In an exclusive interview, NATO Secretary-General Jens Stoltenberg told Reuters Editor in Chief Alessandra Galloni that Putin will not win the war in Ukraine despite his order to call up hundreds of thousands of extra troops, in Russia's first mobilization since World War Two.

STOLTENBERG: "The speech and partial mobilization of the armed forces of Russia just demonstrate that he miscalculated, he made a big strategic mistake, and that's the reason they now have to do this."

Putin earlier on Wednesday called up 300,000 reservists to fight in Ukraine and backed a plan to annex parts of that country.

He also hinted a readiness to use nuclear weapons, saying "If the territorial integrity of our country is threatened, we will use all available means to protect our people - this is not a bluff."

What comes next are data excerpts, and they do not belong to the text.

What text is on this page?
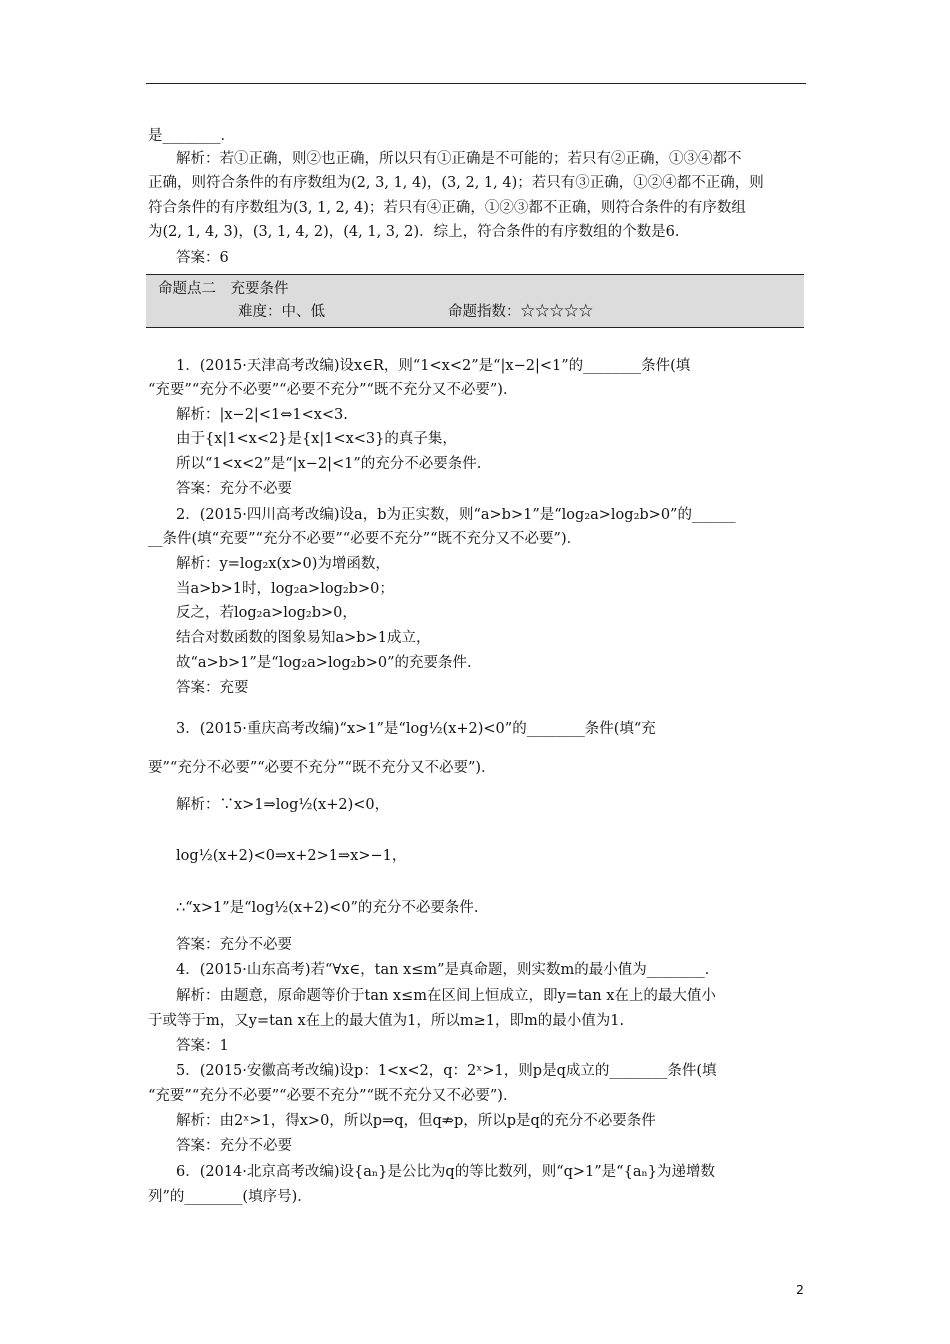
是________．
解析：若①正确，则②也正确，所以只有①正确是不可能的；若只有②正确，①③④都不
正确，则符合条件的有序数组为(2, 3, 1, 4)，(3, 2, 1, 4)；若只有③正确，①②④都不正确，则
符合条件的有序数组为(3, 1, 2, 4)；若只有④正确，①②③都不正确，则符合条件的有序数组
为(2, 1, 4, 3)，(3, 1, 4, 2)，(4, 1, 3, 2)．综上，符合条件的有序数组的个数是6.
答案：6
命题点二　充要条件
难度：中、低	命题指数：☆☆☆☆☆
1．(2015·天津高考改编)设x∈R，则“1<x<2”是“|x−2|<1”的________条件(填
“充要”“充分不必要”“必要不充分”“既不充分又不必要”)．
解析：|x−2|<1⇔1<x<3.
由于{x|1<x<2}是{x|1<x<3}的真子集，
所以“1<x<2”是“|x−2|<1”的充分不必要条件.
答案：充分不必要
2．(2015·四川高考改编)设a，b为正实数，则“a>b>1”是“log₂a>log₂b>0”的______
__条件(填“充要”“充分不必要”“必要不充分”“既不充分又不必要”)．
解析：y=log₂x(x>0)为增函数，
当a>b>1时，log₂a>log₂b>0；
反之，若log₂a>log₂b>0，
结合对数函数的图象易知a>b>1成立，
故“a>b>1”是“log₂a>log₂b>0”的充要条件.
答案：充要
3．(2015·重庆高考改编)“x>1”是“log½(x+2)<0”的________条件(填“充
要”“充分不必要”“必要不充分”“既不充分又不必要”)．
解析：∵x>1⇒log½(x+2)<0，
log½(x+2)<0⇒x+2>1⇒x>−1，
∴“x>1”是“log½(x+2)<0”的充分不必要条件.
答案：充分不必要
4．(2015·山东高考)若“∀x∈，tan x≤m”是真命题，则实数m的最小值为________．
解析：由题意，原命题等价于tan x≤m在区间上恒成立，即y=tan x在上的最大值小
于或等于m，又y=tan x在上的最大值为1，所以m≥1，即m的最小值为1.
答案：1
5．(2015·安徽高考改编)设p：1<x<2，q：2ˣ>1，则p是q成立的________条件(填
“充要”“充分不必要”“必要不充分”“既不充分又不必要”)．
解析：由2ˣ>1，得x>0，所以p⇒q，但q⇏p，所以p是q的充分不必要条件
答案：充分不必要
6．(2014·北京高考改编)设{aₙ}是公比为q的等比数列，则“q>1”是“{aₙ}为递增数
列”的________(填序号)．
2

The announcement followed mounting casualties and battlefield setbacks for Russian forces, who beat a humiliating retreat from parts of northeast Ukraine after Kyiv launched a counter-offensive this month.

GALLONI: "What does Ukraine need now, and what does the West need to give?

STOLTENBERG: "We have stepped up both when it comes to magnitude but also the quality of the weapons we are providing..."

But Stoltenberg was not optimistic the war in Ukraine would end any time soon.

STOLTENBERG: "It's hard to see a solution in the short term as long as Russia doesn't accept that

Ukraine is a sovereign independent nation. So I'm afraid that the only way to end this is to prove that President Putin will not win on the battlefield. When he realizes that, he has to sit down and negotiate a reasonable agreement with Ukraine."